Deconstructing Flickr

The Future of Communities Blog — Social browsing vs. technology-enabled navigation The future of communities points us to an interesting academic research paper done analyzing behavior on Flickr.

The paper, written by Kristina Lerman at USC and Laurie Jones at Mills College, looks at how views, faves, and comments are generated at Flickr.

Their conclusion?

Reverse contacts (how many people have made you a contact on Flickr) count more than anything else. Their research would also indicate that both tags and groups have much less influence over having your photo viewed. They do recognize the significance of having one of your images appear in Flickr’s Explore section as being dramatic, especially views coming from users outside one’s social network, but still conclude that the number of reverse contacts that you have would seem to be the single most important factor to “success,” at least as defined by views, faves, comments, etc., on Flickr.

An interesting read.

4 Replies to “Deconstructing Flickr”

  1. The interesting thing about this is you generally generate most of your contacts through discussion on Flickr Groups, so discussion and groups feed back onto contact lists which feed back into more photo views and comments.

    I’d be interested in what Zooomr is doing to address this type of thing in the upcoming MkIII release.

  2. I agree. Most of my comments are generated from people that are in my Flickr social circle (read: contacts). My circle is a bit more expanded then most though, since I have a group on Flickr dedicated to my contacts and their photos.

  3. Back when I first started getting into Flickr, I’d upload a photo and drop it in a bunch of relevant groups (sometimes 30+, given how many are redundant). It would gather perhaps one or two comments and 30-50 views. In short, it would go nowhere.

    I did eventually learn that if I commented on someone’s photos, they’d usually reciprocate – but for a long while, I just wasn’t using the contacts feature for some reason.

    Then I smartened up about it. Whenever I found a photo I liked, I’d check out the person’s photostream, comment on a few other photos I like, and then contact them. More often than not, they’d reciprocate. And these days I have any number of contacts who’ll leave comments within minutes of posting new photos.

    But I can even go further than that and say there’s a particular profile of person likely to comment. In general, the less comments they have, the more the value the comments I leave, and the more likely they are to reciprocate. Similarly, the fewer contacts they have themselves, the more likely they are to comment in the future.

    IIRC, you (Thomas Hawk) have 5,000 contacts or something absurd like that? The odds one of my photos will catch your eye and inspire you to leave a comment is much less than for a person with less than 100.

    It’s also worth noting not all groups are created equal. Some are just dumping grounds for photos – the rules allow for almost anything, so everyone puts their photos there and no one ever looks at the pool – you can put your photo in “flickrcentral” but it’ll be on page 4 within 15 minutes of doing so.

    I find the *best* groups are smaller (less than 3,000 members), have active discussion threads. It means your photo will remain on the first page for longer, and there’s a steady stream of people coming and looking at the group. There’s two or three I participate a lot in and generate a lot of comments for me.
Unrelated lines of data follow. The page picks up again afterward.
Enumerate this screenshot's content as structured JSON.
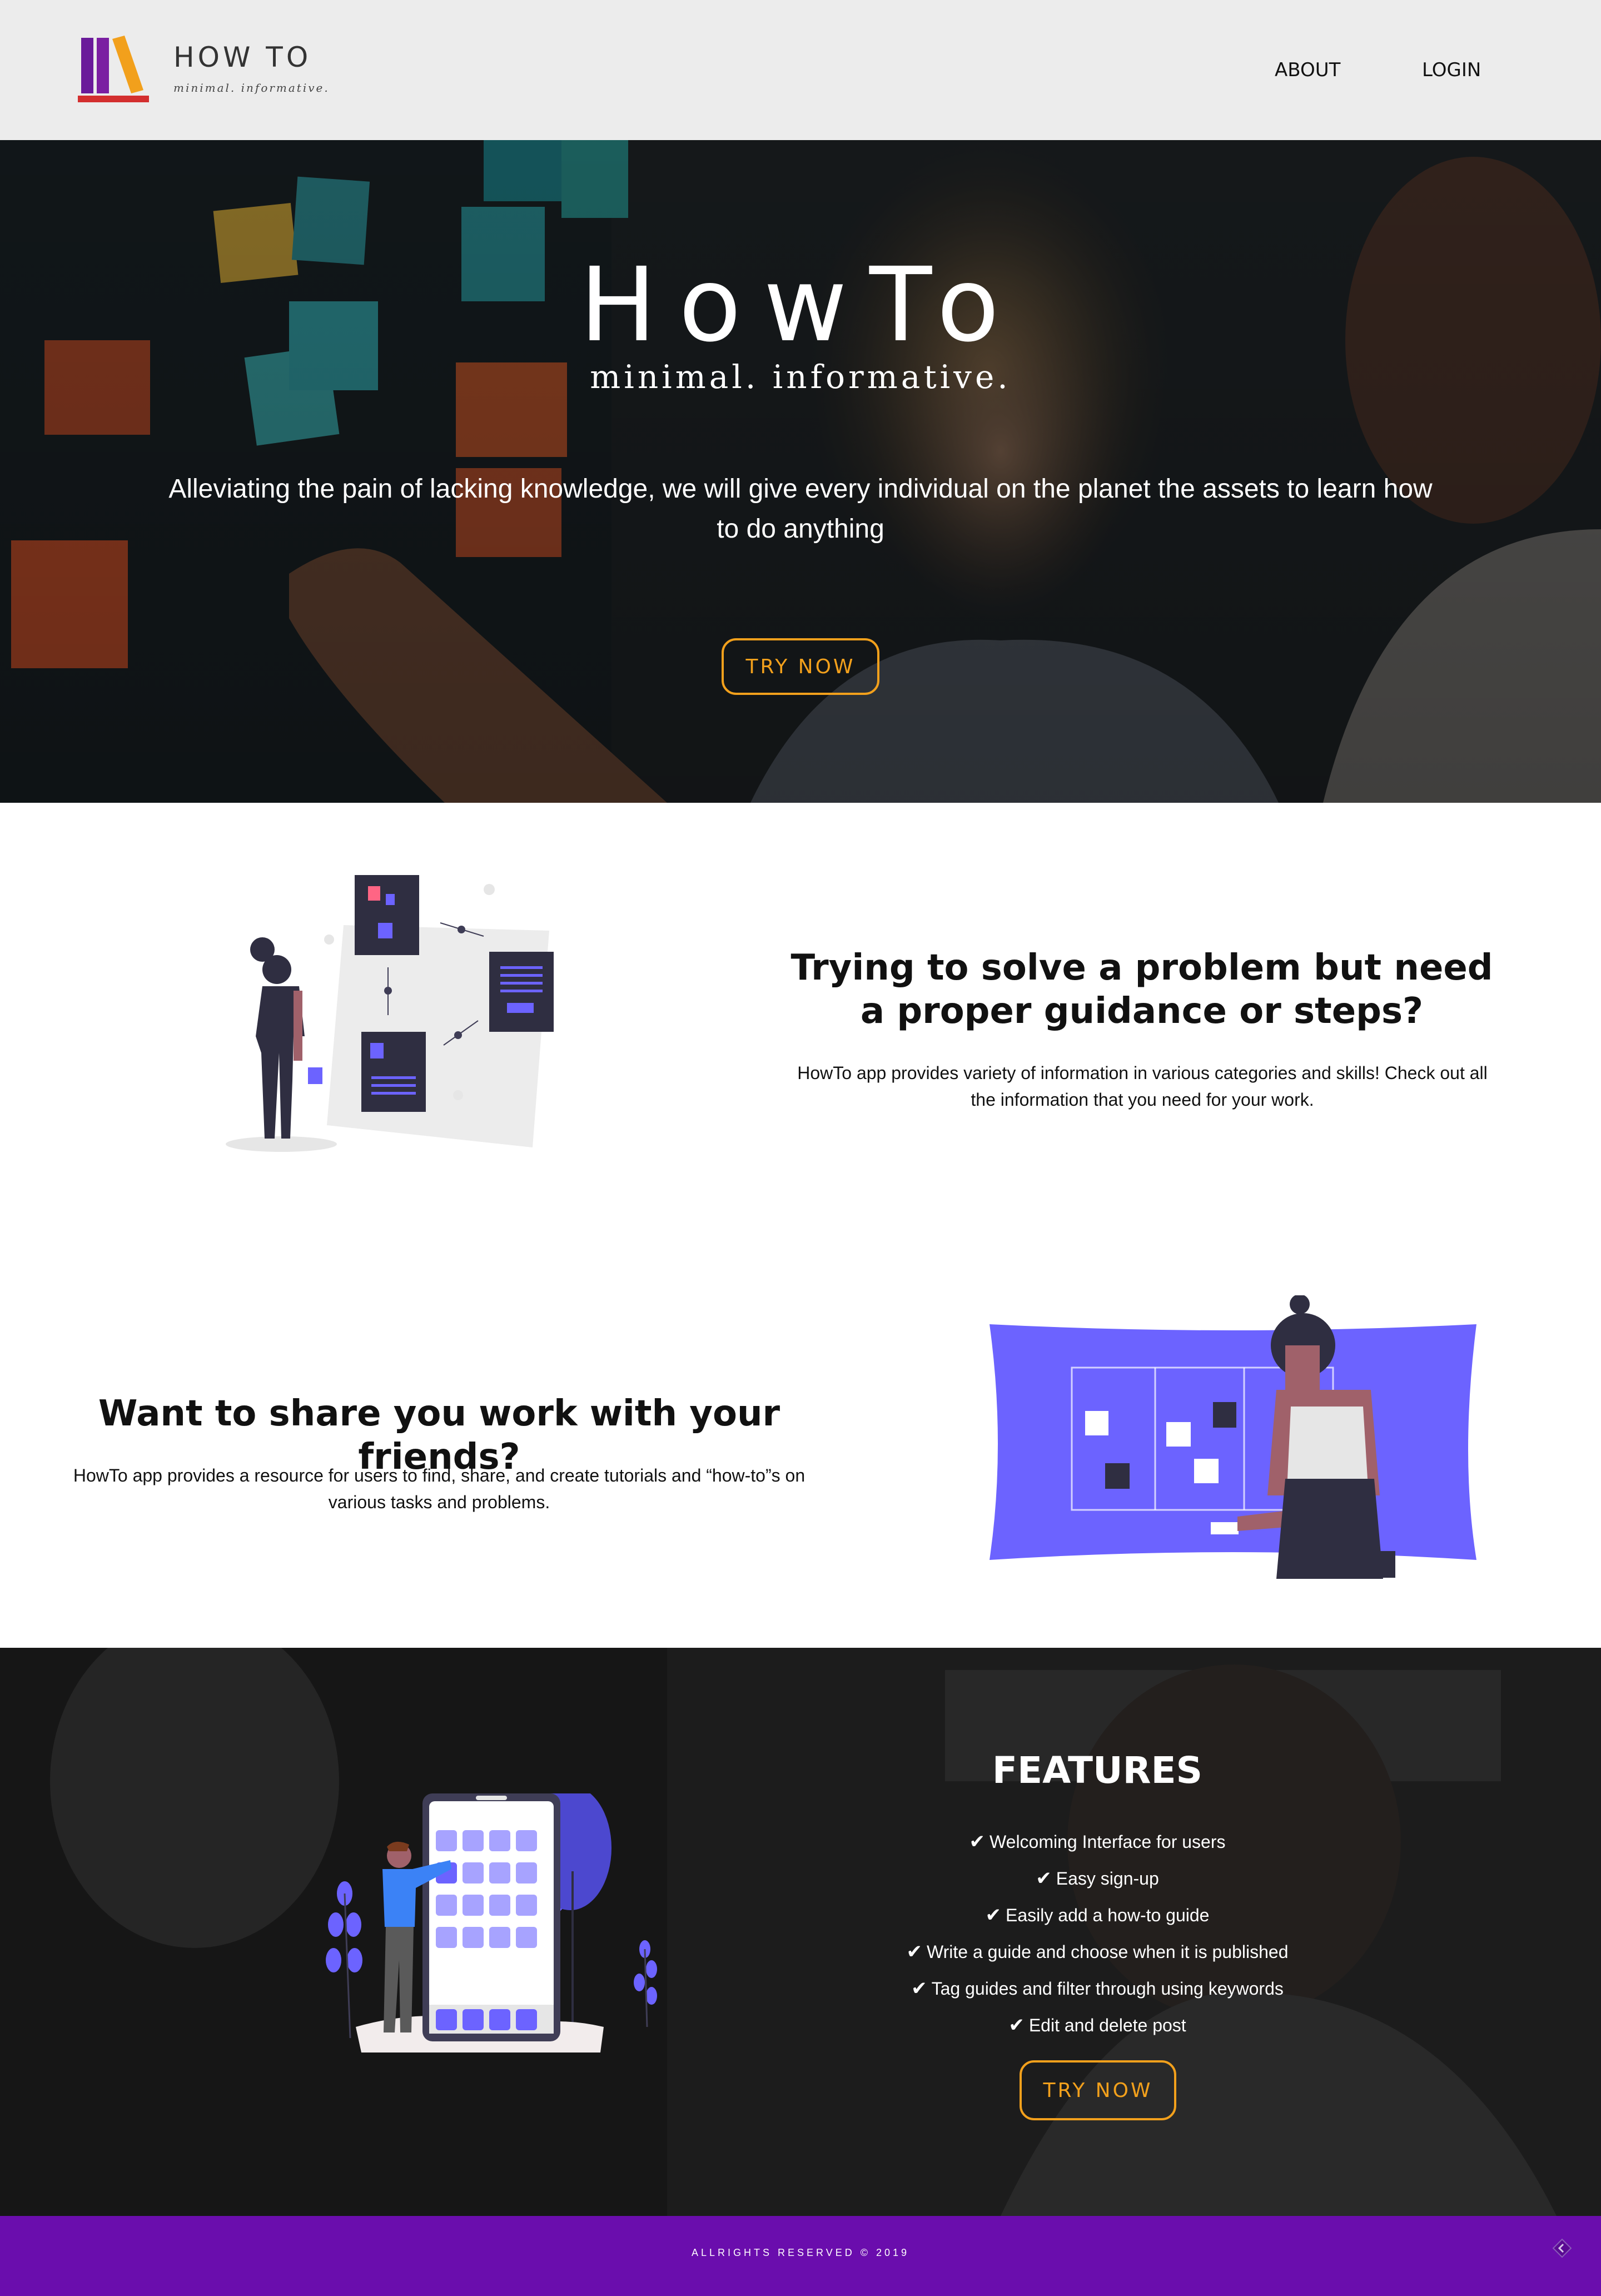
{
  "header": {
    "logo_title": "HOW TO",
    "logo_tagline": "minimal. informative.",
    "nav": [
      {
        "label": "ABOUT"
      },
      {
        "label": "LOGIN"
      }
    ]
  },
  "hero": {
    "title": "HowTo",
    "subtitle": "minimal. informative.",
    "description": "Alleviating the pain of lacking knowledge, we will give every individual on the planet the assets to learn how to do anything",
    "cta_label": "TRY NOW"
  },
  "section_one": {
    "heading": "Trying to solve a problem but need a proper guidance or steps?",
    "text": "HowTo app provides variety of information in various categories and skills! Check out all the information that you need for your work."
  },
  "section_two": {
    "heading": "Want to share you work with your friends?",
    "text": "HowTo app provides a resource for users to find, share, and create tutorials and “how-to”s on various tasks and problems."
  },
  "features": {
    "title": "FEATURES",
    "items": [
      "Welcoming Interface for users",
      "Easy sign-up",
      "Easily add a how-to guide",
      "Write a guide and choose when it is published",
      "Tag guides and filter through using keywords",
      "Edit and delete post"
    ],
    "cta_label": "TRY NOW"
  },
  "footer": {
    "text": "ALLRIGHTS RESERVED © 2019"
  },
  "colors": {
    "accent_orange": "#f2a01c",
    "illustration_purple": "#6c63ff",
    "footer_purple": "#6a0dad",
    "header_bg": "#ececec"
  },
  "icons": [
    "books-logo-icon",
    "check-icon",
    "scroll-top-icon"
  ]
}
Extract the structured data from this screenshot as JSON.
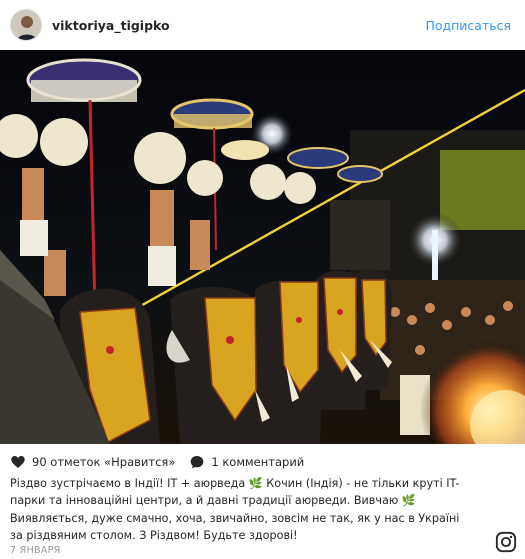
{
  "post": {
    "username": "viktoriya_tigipko",
    "follow_label": "Подписаться",
    "likes_text": "90 отметок «Нравится»",
    "comments_text": "1 комментарий",
    "caption": "Різдво зустрічаємо в Індії! IT + аюрведа 🌿 Кочин (Індія) - не тільки круті IT-парки та інноваційні центри, а й давні традиції аюрведи. Вивчаю 🌿 Виявляється, дуже смачно, хоча, звичайно, зовсім не так, як у нас в Україні за різдвяним столом. З Різдвом! Будьте здорові!",
    "date": "7 ЯНВАРЯ"
  },
  "icons": {
    "heart": "heart-icon",
    "comment": "comment-bubble-icon",
    "instagram": "instagram-logo-icon"
  },
  "colors": {
    "link": "#3897f0",
    "text": "#262626",
    "muted": "#999999",
    "photo_sky": "#07070f",
    "elephant_caparison_gold": "#d9a520",
    "fire_orange": "#ff8a1e"
  }
}
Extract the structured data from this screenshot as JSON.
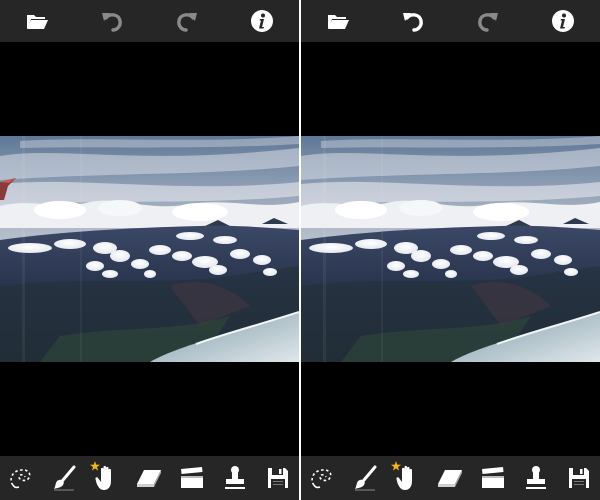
{
  "colors": {
    "toolbar_bg": "#262626",
    "canvas_bg": "#000000",
    "icon_white": "#ffffff",
    "icon_disabled": "#8a8a8a",
    "star_gold": "#f3b51c"
  },
  "screens": [
    {
      "id": "before",
      "top_toolbar": [
        {
          "icon": "folder-icon",
          "state": "enabled"
        },
        {
          "icon": "undo-icon",
          "state": "disabled"
        },
        {
          "icon": "redo-icon",
          "state": "disabled"
        },
        {
          "icon": "info-icon",
          "state": "enabled"
        }
      ],
      "photo": {
        "subject": "aerial-clouds-coastline",
        "wing_tip": "visible"
      },
      "bottom_toolbar": [
        {
          "icon": "lasso-icon"
        },
        {
          "icon": "brush-icon"
        },
        {
          "icon": "hand-icon",
          "badge": "star-icon"
        },
        {
          "icon": "eraser-icon"
        },
        {
          "icon": "clapperboard-icon"
        },
        {
          "icon": "stamp-icon"
        },
        {
          "icon": "save-icon"
        }
      ]
    },
    {
      "id": "after",
      "top_toolbar": [
        {
          "icon": "folder-icon",
          "state": "enabled"
        },
        {
          "icon": "undo-icon",
          "state": "enabled"
        },
        {
          "icon": "redo-icon",
          "state": "disabled"
        },
        {
          "icon": "info-icon",
          "state": "enabled"
        }
      ],
      "photo": {
        "subject": "aerial-clouds-coastline",
        "wing_tip": "removed"
      },
      "bottom_toolbar": [
        {
          "icon": "lasso-icon"
        },
        {
          "icon": "brush-icon"
        },
        {
          "icon": "hand-icon",
          "badge": "star-icon"
        },
        {
          "icon": "eraser-icon"
        },
        {
          "icon": "clapperboard-icon"
        },
        {
          "icon": "stamp-icon"
        },
        {
          "icon": "save-icon"
        }
      ]
    }
  ]
}
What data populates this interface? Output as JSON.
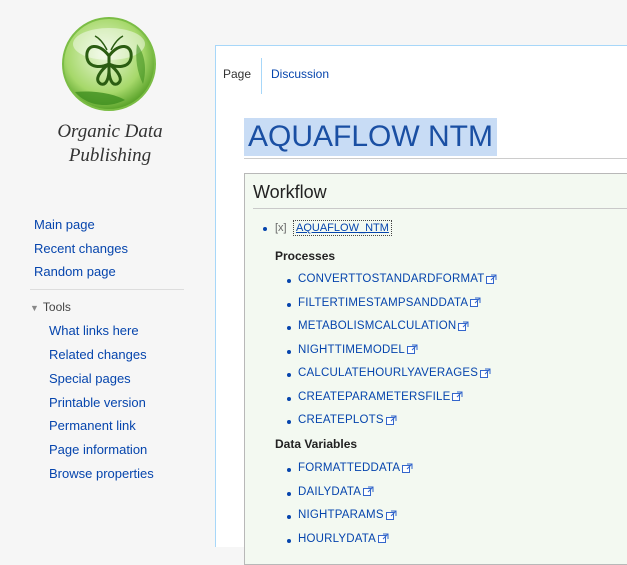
{
  "sidebar": {
    "logo_line1": "Organic Data",
    "logo_line2": "Publishing",
    "nav": [
      "Main page",
      "Recent changes",
      "Random page"
    ],
    "tools_label": "Tools",
    "tools": [
      "What links here",
      "Related changes",
      "Special pages",
      "Printable version",
      "Permanent link",
      "Page information",
      "Browse properties"
    ]
  },
  "tabs": {
    "page": "Page",
    "discussion": "Discussion"
  },
  "page_title": "AQUAFLOW NTM",
  "workflow": {
    "heading": "Workflow",
    "toggle": "[x]",
    "root": "AQUAFLOW_NTM",
    "processes_label": "Processes",
    "processes": [
      "CONVERTTOSTANDARDFORMAT",
      "FILTERTIMESTAMPSANDDATA",
      "METABOLISMCALCULATION",
      "NIGHTTIMEMODEL",
      "CALCULATEHOURLYAVERAGES",
      "CREATEPARAMETERSFILE",
      "CREATEPLOTS"
    ],
    "variables_label": "Data Variables",
    "variables": [
      "FORMATTEDDATA",
      "DAILYDATA",
      "NIGHTPARAMS",
      "HOURLYDATA"
    ]
  },
  "colors": {
    "link": "#0645ad",
    "title_highlight": "#c8dcf5",
    "workflow_bg": "#f3f9f1",
    "logo_green": "#6cbf3c"
  },
  "icons": {
    "external": "external-link-icon",
    "tools_arrow": "triangle-down-icon",
    "logo": "butterfly-logo-icon"
  }
}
    On another note, Flickr seems to weight the “invite only” groups more than it does the “post and comment on three” groups when calculating interestingness.

    As a final note, I’ve also found the discussion threads, not the pools, are the best places to get views, comments, and find other great photographers. Flickr also seems to love that kind of activity as far as interestingness goes.

    Oh yeah, and if your photos suck no one is going to comment. Having good ones to share is paramount.